Bazzite comes ready to rock with Steam and Lutris pre-installed, HDR support, BORE CPU scheduler for smooth and responsive gameplay, and numerous community-developed tools for your gaming needs.
I have been using the hell out of bazzite for the last few weeks and I’ve really enjoyed it. There have been a couple of minor bugs but otherwise everything just generally works.
I’ve enjoyed it so much that I’ve also installed bluefin on my work laptop.
Linux veteran here. I use Bazzite on my gaming PC and ROG Ally. Once I figured out the quirks of an immutable distro and started using distroboxes it became an amazing experience. No complaints here.
I’m seriously considering Bazzite now. Can you explain whether something like LaTeX with custom packages would work? I also don’t want to redownload the LaTeX packages to vanish after a system update.
Also, I’m a tiling window user (i3). Will it be possible to use it in desktop mode?
Basically installing packages.
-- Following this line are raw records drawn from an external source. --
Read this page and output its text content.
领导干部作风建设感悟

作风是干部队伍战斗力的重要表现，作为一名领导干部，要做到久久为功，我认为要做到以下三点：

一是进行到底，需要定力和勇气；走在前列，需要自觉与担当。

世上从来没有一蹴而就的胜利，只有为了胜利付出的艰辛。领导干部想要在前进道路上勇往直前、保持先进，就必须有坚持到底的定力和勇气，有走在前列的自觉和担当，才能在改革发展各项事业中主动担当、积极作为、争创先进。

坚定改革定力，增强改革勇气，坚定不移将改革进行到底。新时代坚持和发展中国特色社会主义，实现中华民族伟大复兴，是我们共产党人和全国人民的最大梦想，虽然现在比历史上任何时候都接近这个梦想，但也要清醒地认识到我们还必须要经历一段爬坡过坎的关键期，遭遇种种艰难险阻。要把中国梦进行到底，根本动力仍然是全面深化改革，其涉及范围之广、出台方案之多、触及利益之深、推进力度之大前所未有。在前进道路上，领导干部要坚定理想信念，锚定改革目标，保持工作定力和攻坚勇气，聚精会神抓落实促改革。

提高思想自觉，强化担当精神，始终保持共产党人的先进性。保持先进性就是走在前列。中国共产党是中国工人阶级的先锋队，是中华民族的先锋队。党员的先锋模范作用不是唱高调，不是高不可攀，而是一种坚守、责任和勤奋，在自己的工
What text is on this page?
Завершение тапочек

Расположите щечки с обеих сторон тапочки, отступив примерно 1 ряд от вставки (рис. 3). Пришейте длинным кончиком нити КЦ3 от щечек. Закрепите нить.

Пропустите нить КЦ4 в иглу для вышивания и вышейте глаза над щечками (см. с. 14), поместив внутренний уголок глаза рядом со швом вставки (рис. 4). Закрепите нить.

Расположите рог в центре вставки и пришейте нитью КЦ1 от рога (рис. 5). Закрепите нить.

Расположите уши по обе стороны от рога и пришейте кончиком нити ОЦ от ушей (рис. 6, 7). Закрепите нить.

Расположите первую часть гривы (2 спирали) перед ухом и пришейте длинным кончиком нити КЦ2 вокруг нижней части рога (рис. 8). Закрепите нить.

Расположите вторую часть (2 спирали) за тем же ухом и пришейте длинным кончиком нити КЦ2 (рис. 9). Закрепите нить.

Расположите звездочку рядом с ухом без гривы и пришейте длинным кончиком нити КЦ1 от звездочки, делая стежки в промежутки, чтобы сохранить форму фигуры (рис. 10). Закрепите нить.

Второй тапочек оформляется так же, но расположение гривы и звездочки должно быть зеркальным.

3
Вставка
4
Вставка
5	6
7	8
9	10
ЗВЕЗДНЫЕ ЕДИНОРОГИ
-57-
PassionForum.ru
You’re fine if you default to using
flatpaks for gui apps
brew for cli programs
distrobox when building from source or when you need good control over the package environment (e.g. when installing a latex editor and only the latex packages you want)
layer packages on host with “rpm-ostree install” when the program needs tight integration with the host (e.g. VPN software)
Also, you shouldn’t edit files in /usr, but I’ve never run into that limitation. You can still edit other top-level directorys like /etc .
Jorge, Kyle and the others over at ublue is doing a great job with their Fedora spins.
I run Bazzite on all my computers and if you got a full AMD system you can even get full gamemode running by installing the deck image. This in turn give you the best controller experience for games, as Desktop Steam got several issues with Steam Input valve have not fixed yet.
But not all credit should go to them for this but also ChimeraOS team, Nobara and others that are constantly working on an improved gaming experience on Linux.
When developing RetroDECK Steam Input profiles I mainly use the Steam Deck with SteamOS and Bazzite on my desktop to test them.
Has someone tried Steam VR with an Index on Bazzite? How well does it run?
I tried some setups with Steam VR, as Steam inside Flatpak is not supported and not working, but even when installed via deb it can require some restarts and be janky.
Anyone able to give an ELI5 to a linux noob? I’m struggling to find what the benefit is of Fedora’s atomic builds (is it just containerised apps? Is this an immutable distro?)…and then also what the benefit of Bazzite is on top of Fedora’s atomic spins?
The ELI5 for Fedora’s atomic desktops is that if Windows had an Atomic Desktop version, Program Files and most of the Windows folder would be read only, and each program you installed yourself would go into its own folder in your user directory. That’s the basic idea. It’s harder to screw up an Atomic system as long as you stick to containerized app formats like flatpak/appimage whenever possible. It makes it easier for everyone to diagnose problems, and easier for users to roll back if an update has problems. Even if you were to install it right now, you could use one simple command to “roll back” to any image from the last three months.
The benefit of Bazzite is you have all of the above, plus a lot of gaming-related stuff preinstalled which, if you were to install them yourself in a normal Fedora environment, you’d likely have to spend a lot of time just learning how they’re supposed to be configured, how they interact, which versions have problems, and how to troubleshoot problems when an update to one app breaks a prerequisite for something else; eventually you end up in config hell instead of actually using your computer. With Bazzite, the image maintainers are the ones in config hell - they work out the kinks, app versioning, communicate with upstream to fix issues, all that, so your system should be in the most functional state that a Linux system can be, so you only have to think about using your apps.
tl;dr
Atomic Desktops are more resilient to randomly breaking from updates or user error, and are easier to revert to a prior state if problems do arise
Bazzite is a custom Atomic image with lots of gaming stuff preinstalled and preconfigured to work properly out of the box
If you’re a gamer and wanting to try out Linux, Bazzite is going to be the least painful way to get your feet wet.
Immutable distros are excellent for daily driving. I daily drive one myself!